Binnen de loop wordt een andere autorelease-pool aangemaakt met de naam loopPool. Dit zwembad wordt binnen de lus gedraineerd, dus alles dat binnen de lus is gelost, wordt vrijgegeven voordat de lus wordt herhaald (of eindigt).
De innerlijke autorelease-pool heeft absoluut geen effect op de buitenste autorelease-pool, je mag zoveel autorelease-pools nesten als je nodig hebt. Als we autorelease in de bovenstaande lus hadden gebruikt, maar geen afzonderlijke autorelease-pool hadden, dan zouden alle objecten die we aan het maken waren niet vrijgegeven worden tot het einde van de main. Dus als de lus 100 keer loopt, hebben we 100 objecten in geheugen die nog moeten worden vrijgegeven - een opgeblazen gevoel van onze applicatie.
Laten we, voordat we afronden, eens kijken naar iets dat kan helpen om van het geheugenbeheer een eenvoudiger te verslinden hoofdstuk te maken. Tot dusverre hebben we, wanneer we objecten hebben gemaakt, onthouden hoeveel referenties een object heeft enzovoort, maar we hebben nog nooit een echt getal gezien. Voor onderwijsdoeleinden is er een methode die we kunnen gebruiken om te zien hoeveel referenties een object retainCount heeft genoemd. De manier waarop we een retainCount voor een object afdrukken, is zoals zo;
NSLog (@ "retainCount voor auto:% d", [car retainCount]);
retainCount retourneert een geheel getal, dus gebruiken we% d om het in de console weer te geven. Er zijn zeldzame gevallen (waar we niet naar toe gaan) waar retainCount verkeerd kan zijn en als zodanig niet 100% op programmabasis moet vertrouwen. Het is alleen geïmplementeerd voor foutopsporing, dus een app mag nooit live gaan met de methode retainCount.
Geheugenbeheer is een onderwerp dat veel nieuwe programmeurs moeilijk vinden, vooral programmeurs die afkomstig zijn uit talen die voor u alles regelen.
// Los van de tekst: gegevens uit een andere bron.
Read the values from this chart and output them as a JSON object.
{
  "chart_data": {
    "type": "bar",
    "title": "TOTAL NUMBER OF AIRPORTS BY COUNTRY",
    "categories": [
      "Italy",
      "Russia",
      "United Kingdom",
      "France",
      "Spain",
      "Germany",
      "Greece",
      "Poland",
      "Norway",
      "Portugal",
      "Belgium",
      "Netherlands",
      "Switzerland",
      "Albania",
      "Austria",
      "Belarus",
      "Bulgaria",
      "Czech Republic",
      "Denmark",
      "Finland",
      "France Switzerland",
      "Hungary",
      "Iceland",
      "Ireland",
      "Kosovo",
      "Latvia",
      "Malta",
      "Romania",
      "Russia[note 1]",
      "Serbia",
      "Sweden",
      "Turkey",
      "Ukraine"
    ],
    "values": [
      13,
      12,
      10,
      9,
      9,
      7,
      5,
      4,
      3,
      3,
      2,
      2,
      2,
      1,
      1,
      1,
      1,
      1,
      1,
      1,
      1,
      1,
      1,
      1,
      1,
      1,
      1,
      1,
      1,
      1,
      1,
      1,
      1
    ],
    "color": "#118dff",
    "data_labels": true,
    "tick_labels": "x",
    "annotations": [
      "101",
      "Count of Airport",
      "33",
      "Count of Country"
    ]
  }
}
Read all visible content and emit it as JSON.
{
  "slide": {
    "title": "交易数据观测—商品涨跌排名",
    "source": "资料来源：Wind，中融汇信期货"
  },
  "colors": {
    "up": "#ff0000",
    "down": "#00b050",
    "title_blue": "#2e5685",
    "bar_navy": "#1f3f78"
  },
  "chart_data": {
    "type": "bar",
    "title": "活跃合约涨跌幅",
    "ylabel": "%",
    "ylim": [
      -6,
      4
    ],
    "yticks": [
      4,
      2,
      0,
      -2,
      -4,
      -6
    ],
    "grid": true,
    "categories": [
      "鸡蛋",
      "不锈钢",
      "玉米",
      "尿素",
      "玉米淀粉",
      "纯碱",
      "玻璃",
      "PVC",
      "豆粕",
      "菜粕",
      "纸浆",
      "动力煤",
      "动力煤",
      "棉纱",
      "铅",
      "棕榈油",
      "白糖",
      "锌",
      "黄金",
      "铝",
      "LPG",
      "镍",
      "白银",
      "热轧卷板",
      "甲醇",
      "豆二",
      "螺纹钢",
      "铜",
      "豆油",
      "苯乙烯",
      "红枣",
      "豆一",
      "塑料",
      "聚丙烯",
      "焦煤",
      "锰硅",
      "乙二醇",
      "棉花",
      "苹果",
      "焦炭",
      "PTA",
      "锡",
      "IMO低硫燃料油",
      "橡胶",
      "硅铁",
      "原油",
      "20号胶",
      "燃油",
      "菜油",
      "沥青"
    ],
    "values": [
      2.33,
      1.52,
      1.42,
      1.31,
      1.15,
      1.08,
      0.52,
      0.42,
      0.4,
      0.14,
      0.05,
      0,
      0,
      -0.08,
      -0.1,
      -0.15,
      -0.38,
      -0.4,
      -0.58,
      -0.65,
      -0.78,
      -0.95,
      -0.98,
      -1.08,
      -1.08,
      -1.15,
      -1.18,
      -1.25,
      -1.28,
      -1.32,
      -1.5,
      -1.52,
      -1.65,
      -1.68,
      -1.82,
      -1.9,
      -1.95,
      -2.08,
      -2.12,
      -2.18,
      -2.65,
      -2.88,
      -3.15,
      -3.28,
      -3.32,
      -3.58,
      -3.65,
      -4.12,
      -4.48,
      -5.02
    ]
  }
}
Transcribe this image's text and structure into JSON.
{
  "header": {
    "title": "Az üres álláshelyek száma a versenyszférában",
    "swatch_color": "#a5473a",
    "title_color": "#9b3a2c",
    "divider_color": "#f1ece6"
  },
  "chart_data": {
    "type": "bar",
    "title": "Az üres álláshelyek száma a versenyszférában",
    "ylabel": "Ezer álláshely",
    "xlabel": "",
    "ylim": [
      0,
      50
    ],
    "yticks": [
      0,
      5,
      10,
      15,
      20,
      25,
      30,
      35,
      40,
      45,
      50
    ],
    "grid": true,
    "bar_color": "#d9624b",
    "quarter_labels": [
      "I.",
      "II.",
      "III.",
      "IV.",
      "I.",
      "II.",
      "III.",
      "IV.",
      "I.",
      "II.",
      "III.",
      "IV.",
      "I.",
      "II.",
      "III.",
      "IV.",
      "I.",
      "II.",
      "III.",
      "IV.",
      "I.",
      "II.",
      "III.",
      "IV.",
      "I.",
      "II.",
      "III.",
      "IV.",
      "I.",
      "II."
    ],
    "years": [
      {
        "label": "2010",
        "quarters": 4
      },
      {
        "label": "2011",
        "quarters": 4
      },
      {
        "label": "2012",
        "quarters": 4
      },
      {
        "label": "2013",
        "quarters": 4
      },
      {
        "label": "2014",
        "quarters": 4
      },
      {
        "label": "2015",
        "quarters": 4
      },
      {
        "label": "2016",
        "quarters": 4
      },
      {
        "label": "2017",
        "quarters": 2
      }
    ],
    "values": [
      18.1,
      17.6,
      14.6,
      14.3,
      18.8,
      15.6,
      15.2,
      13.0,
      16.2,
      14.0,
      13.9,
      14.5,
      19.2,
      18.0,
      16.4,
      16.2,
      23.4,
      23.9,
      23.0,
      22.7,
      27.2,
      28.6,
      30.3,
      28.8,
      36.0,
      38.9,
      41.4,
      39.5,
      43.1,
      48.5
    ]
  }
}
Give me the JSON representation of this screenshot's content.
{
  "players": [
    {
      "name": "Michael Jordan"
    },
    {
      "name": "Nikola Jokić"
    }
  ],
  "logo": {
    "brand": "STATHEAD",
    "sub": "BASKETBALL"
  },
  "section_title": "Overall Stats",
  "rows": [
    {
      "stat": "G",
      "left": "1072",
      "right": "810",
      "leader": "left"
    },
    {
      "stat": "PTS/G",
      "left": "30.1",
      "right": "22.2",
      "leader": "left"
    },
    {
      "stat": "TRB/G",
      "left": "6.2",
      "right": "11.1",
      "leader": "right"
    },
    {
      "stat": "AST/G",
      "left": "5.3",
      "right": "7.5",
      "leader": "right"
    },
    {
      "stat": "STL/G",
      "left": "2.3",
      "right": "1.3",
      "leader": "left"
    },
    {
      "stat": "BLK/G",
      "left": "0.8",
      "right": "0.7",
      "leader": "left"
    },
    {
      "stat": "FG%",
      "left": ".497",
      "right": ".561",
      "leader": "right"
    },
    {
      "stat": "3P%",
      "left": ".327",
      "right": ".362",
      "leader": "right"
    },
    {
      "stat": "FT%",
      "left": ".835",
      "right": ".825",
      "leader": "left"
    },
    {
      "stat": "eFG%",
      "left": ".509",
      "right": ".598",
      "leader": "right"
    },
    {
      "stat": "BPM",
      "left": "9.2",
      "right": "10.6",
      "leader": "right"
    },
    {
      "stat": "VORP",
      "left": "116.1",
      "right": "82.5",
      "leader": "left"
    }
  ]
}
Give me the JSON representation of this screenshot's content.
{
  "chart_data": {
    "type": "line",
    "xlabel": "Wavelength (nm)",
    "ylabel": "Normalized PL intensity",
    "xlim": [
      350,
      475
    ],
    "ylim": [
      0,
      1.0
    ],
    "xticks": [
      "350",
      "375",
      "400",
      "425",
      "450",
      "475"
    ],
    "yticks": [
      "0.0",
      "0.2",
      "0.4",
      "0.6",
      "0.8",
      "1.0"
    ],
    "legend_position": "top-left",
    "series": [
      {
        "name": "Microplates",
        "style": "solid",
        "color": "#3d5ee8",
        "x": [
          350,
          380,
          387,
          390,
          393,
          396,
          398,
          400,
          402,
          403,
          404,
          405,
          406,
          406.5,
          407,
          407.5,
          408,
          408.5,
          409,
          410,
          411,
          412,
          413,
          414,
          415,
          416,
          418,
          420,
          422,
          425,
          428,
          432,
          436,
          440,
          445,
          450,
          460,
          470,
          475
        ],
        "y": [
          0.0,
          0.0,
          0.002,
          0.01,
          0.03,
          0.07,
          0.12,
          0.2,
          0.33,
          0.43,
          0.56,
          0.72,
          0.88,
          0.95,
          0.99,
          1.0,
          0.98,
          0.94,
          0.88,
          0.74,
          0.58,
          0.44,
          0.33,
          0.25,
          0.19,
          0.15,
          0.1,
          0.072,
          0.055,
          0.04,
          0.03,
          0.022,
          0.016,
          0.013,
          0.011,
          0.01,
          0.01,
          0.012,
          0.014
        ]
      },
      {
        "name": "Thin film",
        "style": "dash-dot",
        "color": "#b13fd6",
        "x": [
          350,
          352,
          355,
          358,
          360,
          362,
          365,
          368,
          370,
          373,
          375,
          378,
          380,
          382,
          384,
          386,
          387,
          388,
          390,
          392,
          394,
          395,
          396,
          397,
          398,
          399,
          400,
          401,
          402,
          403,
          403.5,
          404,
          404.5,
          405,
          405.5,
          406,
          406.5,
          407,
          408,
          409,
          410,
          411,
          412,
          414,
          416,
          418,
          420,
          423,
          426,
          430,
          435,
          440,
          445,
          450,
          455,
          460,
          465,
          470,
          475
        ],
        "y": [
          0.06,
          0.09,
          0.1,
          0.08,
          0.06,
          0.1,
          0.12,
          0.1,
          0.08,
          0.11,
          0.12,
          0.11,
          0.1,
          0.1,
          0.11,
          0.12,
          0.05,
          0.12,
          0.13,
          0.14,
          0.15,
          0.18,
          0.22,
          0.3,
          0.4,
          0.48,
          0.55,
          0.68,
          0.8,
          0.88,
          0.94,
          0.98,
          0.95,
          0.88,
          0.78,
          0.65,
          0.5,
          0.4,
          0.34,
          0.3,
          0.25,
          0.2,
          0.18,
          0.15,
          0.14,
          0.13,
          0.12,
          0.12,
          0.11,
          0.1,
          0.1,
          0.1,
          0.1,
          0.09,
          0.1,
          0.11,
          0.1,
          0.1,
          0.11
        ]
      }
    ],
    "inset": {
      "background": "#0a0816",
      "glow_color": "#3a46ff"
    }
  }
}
We hebben de basis besproken, wat genoeg zou moeten zijn om u in staat te stellen uw voeten te vinden en geheugenmanagement in uw apps te integreren.
Apple heeft een fantastische documentatiebibliotheek voor ontwikkelaars beschikbaar op hun website voor ontwikkelaars. Ik raad u ten zeerste aan om uit te zoeken of u onduidelijk bent over alles wat we vandaag hebben aangeroerd. We hebben geprobeerd om de zelfstudie kort en lasergericht te houden om u te helpen geheugenbeheer te begrijpen zonder dat er extra pluis aan is toegevoegd.
Vragen zijn zoals gewoonlijk welkom.
Experimenteer eenvoudig met de console door een eenvoudig object te maken dat een paar gesynthetiseerde variabelen bevat, een paar instanties van deze klasse te maken en vervolgens het aantal behouden te controleren met de methode retainCount. De beste manier om geheugenbeheer te begrijpen is om XCode op te starten en te spelen met toewijzingen en bewaarprogramma's, onthoud dat crashes en fouten geen bakstenen muur zijn, omdat ze u uiteindelijk helpen fouten in de toekomst te voorkomen.
In de volgende aflevering zullen we kijken naar categorieën, een geweldige functie beschikbaar in Objective-C die ontwikkelaars veel tijd kan besparen en zorgen voor meer simplistische code.